Eine Mehrheit der Befragten würde damit die Senkung des Umwandlungssatzes in der zweiten Säule von 6,8 auf 6 Prozent sowie zur umstrittenen Erhöhung der monatlichen AHV-Rente um 70 Franken positiv gegenüberstehen. Pikant ist, dass der Auftraggeber der Umfrage aus dem Umfeld der bürgerlichen Befürworter der Rentenreform stammt; er will aber gemäss der Zeitung nicht öffentlich genannt werden.

Argumente der Gegner kommen nicht an

Die «Schweiz am Sonntag» vermutet, dass die Reformgegner mit ihren Argumenten bei breiten Teilen der Bevölkerung kein Gehör finden. «Die Kernaussage von FDP, SVP und Wirtschaftsverbänden lautet: Die Altersvorsorge 2020 ist keine Sanierungs-, sondern eine Ausbauvorlage, welche den Schuldenberg vergrössert statt verkleinert.» Aber gerade diese Botschaft käme beim Stimmvolk nicht an.

Die Reformgegner bauen auch darauf, dass die Reform ungerecht sei. So wird im betreffenden Artikel FDP-Nationalrat und Gewerbeverbands-Direktor Hans-Ulrich Bigler zitiert. Die Vorlage bringe zu viele Gewinner und Verlierer. «Unsere Botschaft muss sein, dass die Reform unfair ist.»

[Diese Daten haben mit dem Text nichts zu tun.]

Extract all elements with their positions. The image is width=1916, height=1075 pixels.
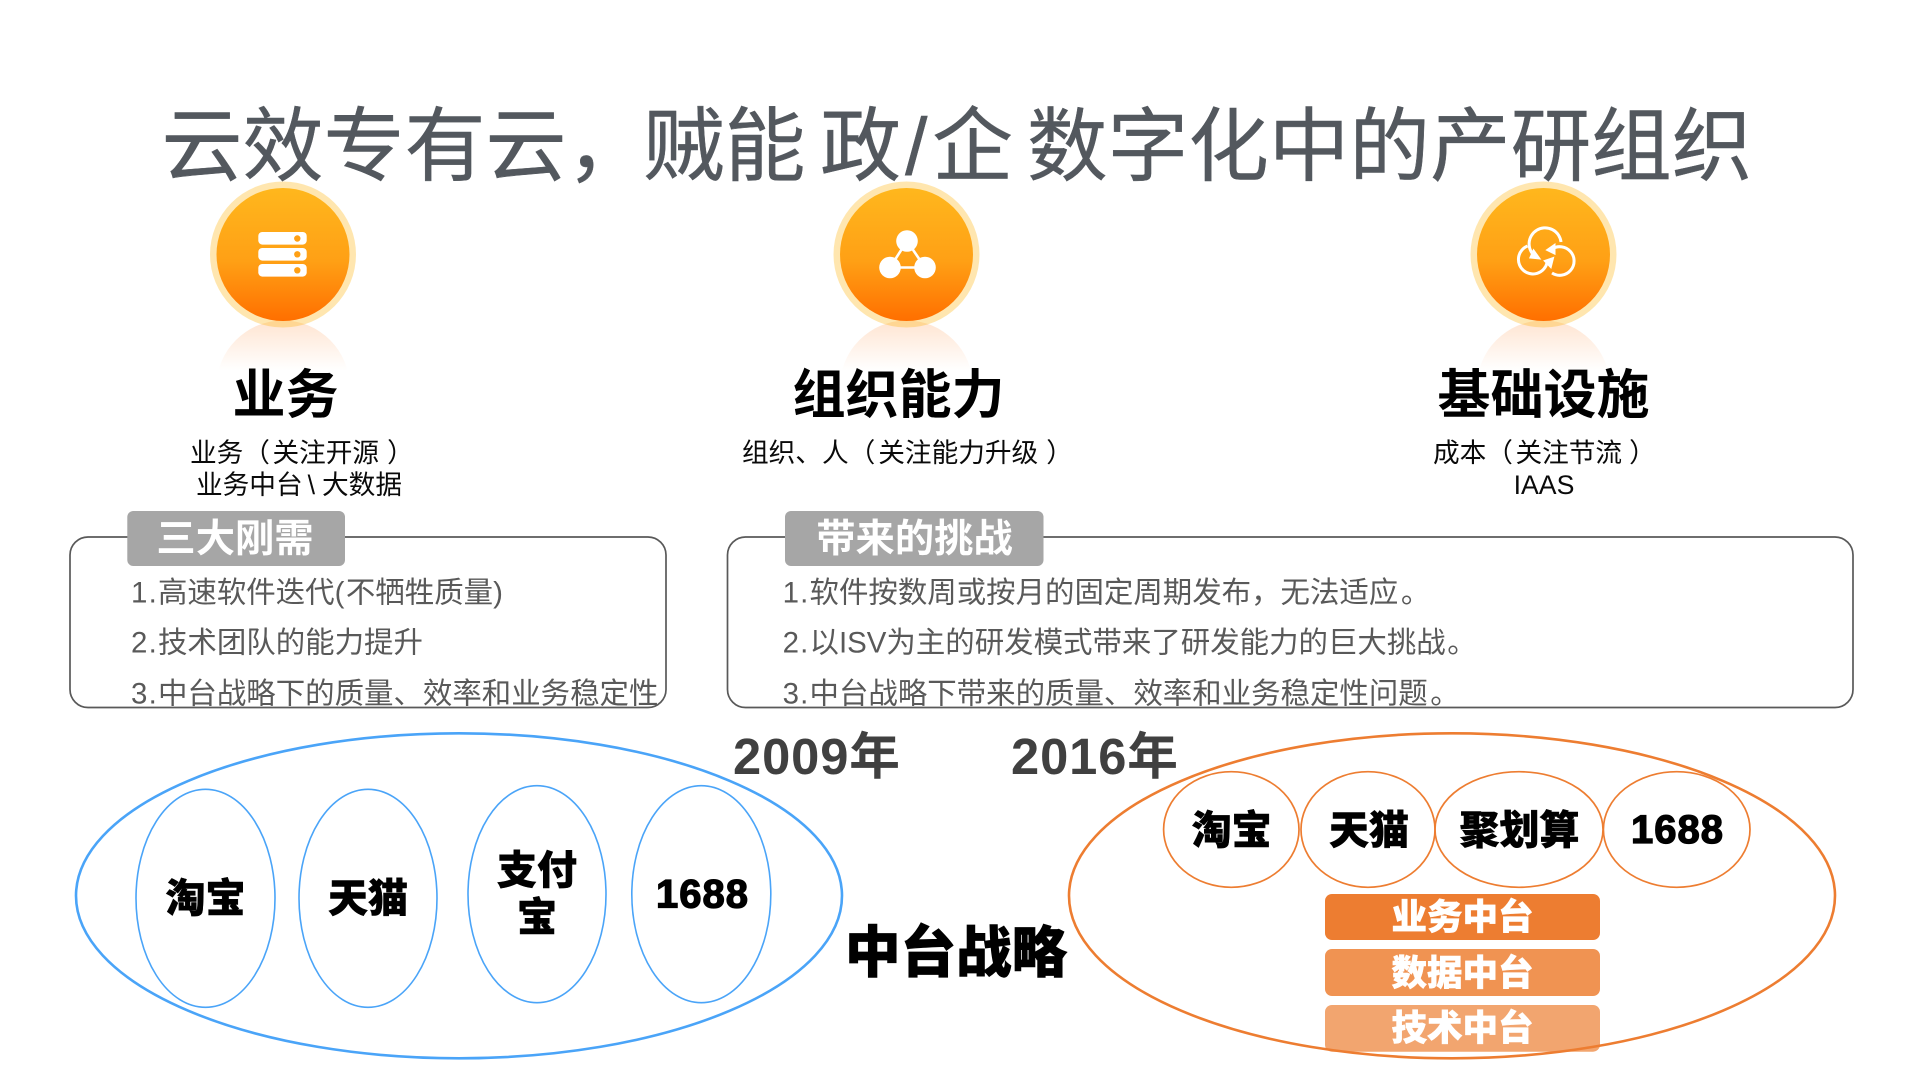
text: organisation focus: 组织、人（关注能力升级 ） <box>742 438 1073 468</box>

Bei den Befürwortern macht sich Optimismus breit

Das Lager der Gegner setze nicht nur auf die Alten, sondern auch auf die Jungen – also alle Personen mit einem Jahrgang von 1974 und höher, die nicht mehr zur Übergangsgeneration zählen und die Kürzung des Umwandlungssatzes in voller Härte zu spüren bekommen würden, schreibt die «Schweiz am Wochenende». Bei diesen Bemühungen sollen die Jungparteien eine wichtige Rolle übernehmen.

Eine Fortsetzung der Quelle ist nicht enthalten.